Coming to the title of the piece ( as I like to call my ramblings as), I remember Charlotte Bronte using this particular phrase, "Unjust, Unjust!" in Jane Eyre, when the protagonist was shut in the Red Room during her childhood.







Gawd help us!








Mr Manish Sabharwal, of Teamlease mentioned about the ovarian lottery in his guest lecture today, and I can't but help myself ponder upon how name games play an important part of our lives ( and for an unlucky few, deaths as well ).

Why do we have to blame the ovaries when the testicles are equally at fault! Surely I have not been taught the wrong life science lessons in my school classes: that it takes unfaltering effort from both of them for procreation!

Had I been Mr Warren Buffet ( then I would have been unimaginable rich, but that is beside the point here ), I would have rather chosen a more hygienic and unbiased name for the 'world is unfair' concept of his : perhaps "The game of the Winning Wombs' would have been more suited: though it is not totally unbiased to gender, it sounds a tad more hygienic and clinical.

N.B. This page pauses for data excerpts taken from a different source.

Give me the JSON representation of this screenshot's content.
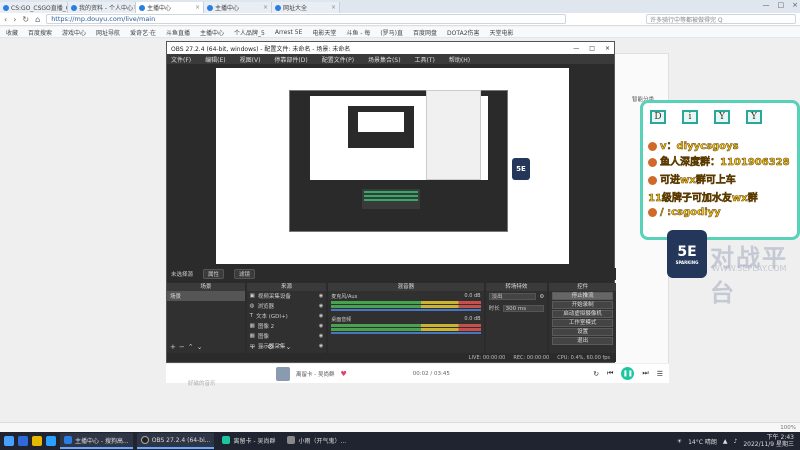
{
  "browser": {
    "tabs": [
      {
        "title": "CS:GO_CSGO直播_CS:",
        "active": false
      },
      {
        "title": "我的资料 - 个人中心",
        "active": false
      },
      {
        "title": "主播中心",
        "active": true
      },
      {
        "title": "主播中心",
        "active": false
      },
      {
        "title": "网址大全",
        "active": false
      }
    ],
    "url": "https://mp.douyu.com/live/main",
    "search_placeholder": "许多骑行中等都被做得完 Q",
    "bookmarks": [
      "收藏",
      "百度搜索",
      "游戏中心",
      "网址导航",
      "爱奇艺·在",
      "斗鱼直播",
      "主播中心",
      "个人品牌_5",
      "Arrest 5E",
      "电影天堂",
      "斗鱼 - 每",
      "(罗马)直",
      "百度网盘",
      "DOTA2伤害",
      "天堂电影"
    ],
    "status_left": "",
    "zoom": "100%"
  },
  "obs": {
    "title": "OBS 27.2.4 (64-bit, windows) - 配置文件: 未命名 - 场景: 未命名",
    "menu": [
      "文件(F)",
      "编辑(E)",
      "视图(V)",
      "停靠部件(D)",
      "配置文件(P)",
      "场景集合(S)",
      "工具(T)",
      "帮助(H)"
    ],
    "scene_bar": {
      "label": "未选择源",
      "props": "属性",
      "filters": "滤镜"
    },
    "docks": {
      "scenes": {
        "title": "场景",
        "items": [
          "场景"
        ]
      },
      "sources": {
        "title": "来源",
        "items": [
          "视频采集设备",
          "浏览器",
          "文本 (GDI+)",
          "图像 2",
          "图像",
          "显示器采集"
        ]
      },
      "mixer": {
        "title": "混音器",
        "channels": [
          {
            "name": "麦克风/Aux",
            "db": "0.0 dB"
          },
          {
            "name": "桌面音频",
            "db": "0.0 dB"
          }
        ]
      },
      "transitions": {
        "title": "转场特效",
        "type": "淡出",
        "duration_label": "时长",
        "duration": "300 ms"
      },
      "controls": {
        "title": "控件",
        "buttons": [
          "停止推流",
          "开始录制",
          "启动虚拟摄像机",
          "工作室模式",
          "设置",
          "退出"
        ]
      }
    },
    "status": {
      "live": "LIVE: 00:00:00",
      "rec": "REC: 00:00:00",
      "cpu": "CPU: 0.4%, 60.00 fps"
    }
  },
  "page": {
    "side_label": "智能分类",
    "left_faint": "好磁的音乐"
  },
  "player": {
    "song": "离留卡 - 吴尚群",
    "time": "00:02 / 03:45",
    "heart": "♥"
  },
  "overlay": {
    "letters": [
      "D",
      "i",
      "Y",
      "Y"
    ],
    "lines": [
      "v：diyycsgoys",
      "鱼人深度群：1101906328",
      "可进wx群可上车",
      "11级牌子可加水友wx群",
      "/ :csgodiyy"
    ],
    "logo": "5E",
    "logo_sub": "SPARKING",
    "watermark": "对战平台",
    "watermark_sub": "WWW.5EPLAY.COM"
  },
  "taskbar": {
    "tasks": [
      {
        "label": "主播中心 - 搜狗高...",
        "active": true
      },
      {
        "label": "OBS 27.2.4 (64-bi...",
        "active": true
      },
      {
        "label": "离留卡 - 吴尚群",
        "active": false
      },
      {
        "label": "小雨（开气鬼）...",
        "active": false
      }
    ],
    "weather": "14°C 晴朗",
    "time": "下午 2:43",
    "date": "2022/11/9 星期三"
  },
  "colors": {
    "accent": "#59d0b8",
    "obs_bg": "#2b2b2b",
    "play": "#1ec6a0",
    "overlay_text": "#f6c619"
  }
}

To those of us who got the wrong ticket in the ovarian lottery, it would have been a consolation had we had a chance to play a game in the winning womb; that way everyone would have at least have a chance, however insignificant, to prove themselves and carve their t; and if we lose, then we would have had walked away proudly, with our head held high, saying, 'we tried' at the same time mumbling about sour grapes.

Thursday, August 21, 2008

Those were the Halcyon days

"Five were the years
that we had to bear!'

These two lines made me smile in retrospection, for it contrast wit the very image and impression these last five years left on me

We used to complain a lot about how things works in the institute, especially the pedagogy - fewer classes and more self studies, more projects and cases rather than firm theories. Now that I can look at it from an objective point of view, being no longer in the system, I realise what this particular method of pedagogy meant: rather than confusing the professor and making their life miserable, we have more time to question ourselves and reflect and go forward in a journey of self discovery and actualization. And that is as it should be, the teacher must only guide and the student must do the walking.

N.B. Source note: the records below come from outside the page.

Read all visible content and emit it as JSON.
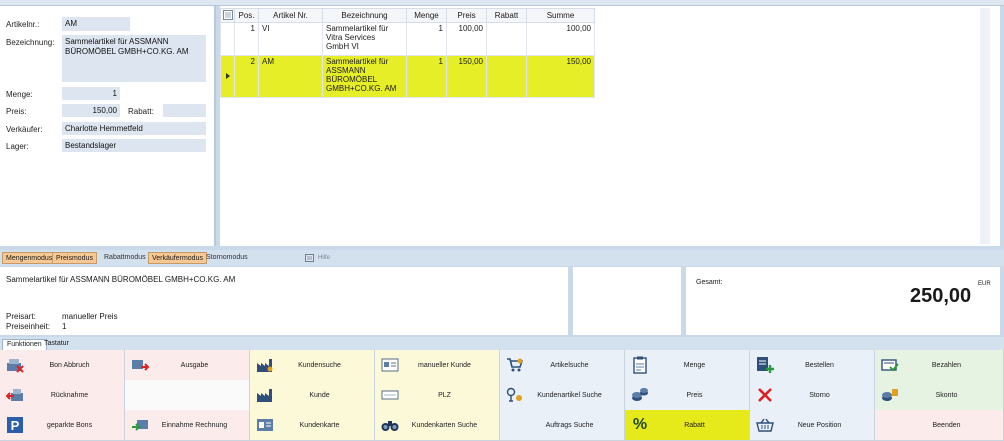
{
  "form": {
    "artikelnr_label": "Artikelnr.:",
    "artikelnr_value": "AM",
    "bezeichnung_label": "Bezeichnung:",
    "bezeichnung_value": "Sammelartikel für ASSMANN BÜROMÖBEL GMBH+CO.KG. AM",
    "menge_label": "Menge:",
    "menge_value": "1",
    "preis_label": "Preis:",
    "preis_value": "150,00",
    "rabatt_label": "Rabatt:",
    "rabatt_value": "",
    "verkaeufer_label": "Verkäufer:",
    "verkaeufer_value": "Charlotte Hemmetfeld",
    "lager_label": "Lager:",
    "lager_value": "Bestandslager"
  },
  "grid": {
    "headers": [
      "Pos.",
      "Artikel Nr.",
      "Bezeichnung",
      "Menge",
      "Preis",
      "Rabatt",
      "Summe"
    ],
    "rows": [
      {
        "pos": "1",
        "artikel": "VI",
        "bez_lines": [
          "Sammelartikel für",
          "Vitra Services",
          "GmbH VI"
        ],
        "menge": "1",
        "preis": "100,00",
        "rabatt": "",
        "summe": "100,00"
      },
      {
        "pos": "2",
        "artikel": "AM",
        "bez_lines": [
          "Sammelartikel für",
          "ASSMANN",
          "BÜROMÖBEL",
          "GMBH+CO.KG. AM"
        ],
        "menge": "1",
        "preis": "150,00",
        "rabatt": "",
        "summe": "150,00"
      }
    ]
  },
  "modes": {
    "mengenmodus": "Mengenmodus",
    "preismodus": "Preismodus",
    "rabattmodus": "Rabattmodus",
    "verkaeufermodus": "Verkäufermodus",
    "stornomodus": "Stornomodus",
    "kb": "Hilfe"
  },
  "info": {
    "description": "Sammelartikel für ASSMANN BÜROMÖBEL GMBH+CO.KG. AM",
    "preisart_label": "Preisart:",
    "preisart_value": "manueller Preis",
    "preiseinheit_label": "Preiseinheit:",
    "preiseinheit_value": "1",
    "gesamt_label": "Gesamt:",
    "currency": "EUR",
    "total": "250,00"
  },
  "tabs": {
    "funktionen": "Funktionen",
    "tastatur": "Tastatur"
  },
  "buttons": {
    "bon_abbruch": "Bon Abbruch",
    "ausgabe": "Ausgabe",
    "kundensuche": "Kundensuche",
    "manueller_kunde": "manueller Kunde",
    "artikelsuche": "Artikelsuche",
    "menge": "Menge",
    "bestellen": "Bestellen",
    "bezahlen": "Bezahlen",
    "ruecknahme": "Rücknahme",
    "kunde": "Kunde",
    "plz": "PLZ",
    "kundenartikel_suche": "Kundenartikel Suche",
    "preis": "Preis",
    "storno": "Storno",
    "skonto": "Skonto",
    "geparkte_bons": "geparkte Bons",
    "einnahme_rechnung": "Einnahme Rechnung",
    "kundenkarte": "Kundenkarte",
    "kundenkarten_suche": "Kundenkarten Suche",
    "auftrags_suche": "Auftrags Suche",
    "rabatt": "Rabatt",
    "neue_position": "Neue Position",
    "beenden": "Beenden"
  }
}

Not surprisingly, students go to all sorts of direction with their interest, and not only from the academic point of view. Exams are no longer of importance, for it is the gyan that takes front seat. It is funny how they manage to pass exams by studying just the day before the exam. But then, on deeper thought, exams are not to test our knowledge, but our cleverness. I wished I were still at school where all these things are straightforward: they ask questions and we answer. It was not so simple in engineering or mba: they ask questions and either we remain silent or we rant. lol

Well, that was what we wrote on our answer papers: rants. I wonder if any of our answer paper got checked; to get through all the 'diatribes on paper' of each and every student would be excruciatingly painful, even for the most patient of professor; my sympathies go to the professors and their assistants who actually does the checking of answers. Who in their rightful mind would want to read through boring tirades of shares and bonds from 50 different viewpoints? But that was the beauty of it! Multiple different viewpoints; we were not marshaled to think in only one direction or one solution, as we would have otherwise, in a formal theoretical pedagogy! That is what we called innovative thinking! Edison did it, we did too.

In reflection, I see a wholesome experience abundant with freedom, liberty and equality in terms of what we want to learn and what we actually learned. And I believe that such quality of education I would not have found anywhere, and that is why I am glad as glad can be, that I once walked in those hallowed hall of freedom learning!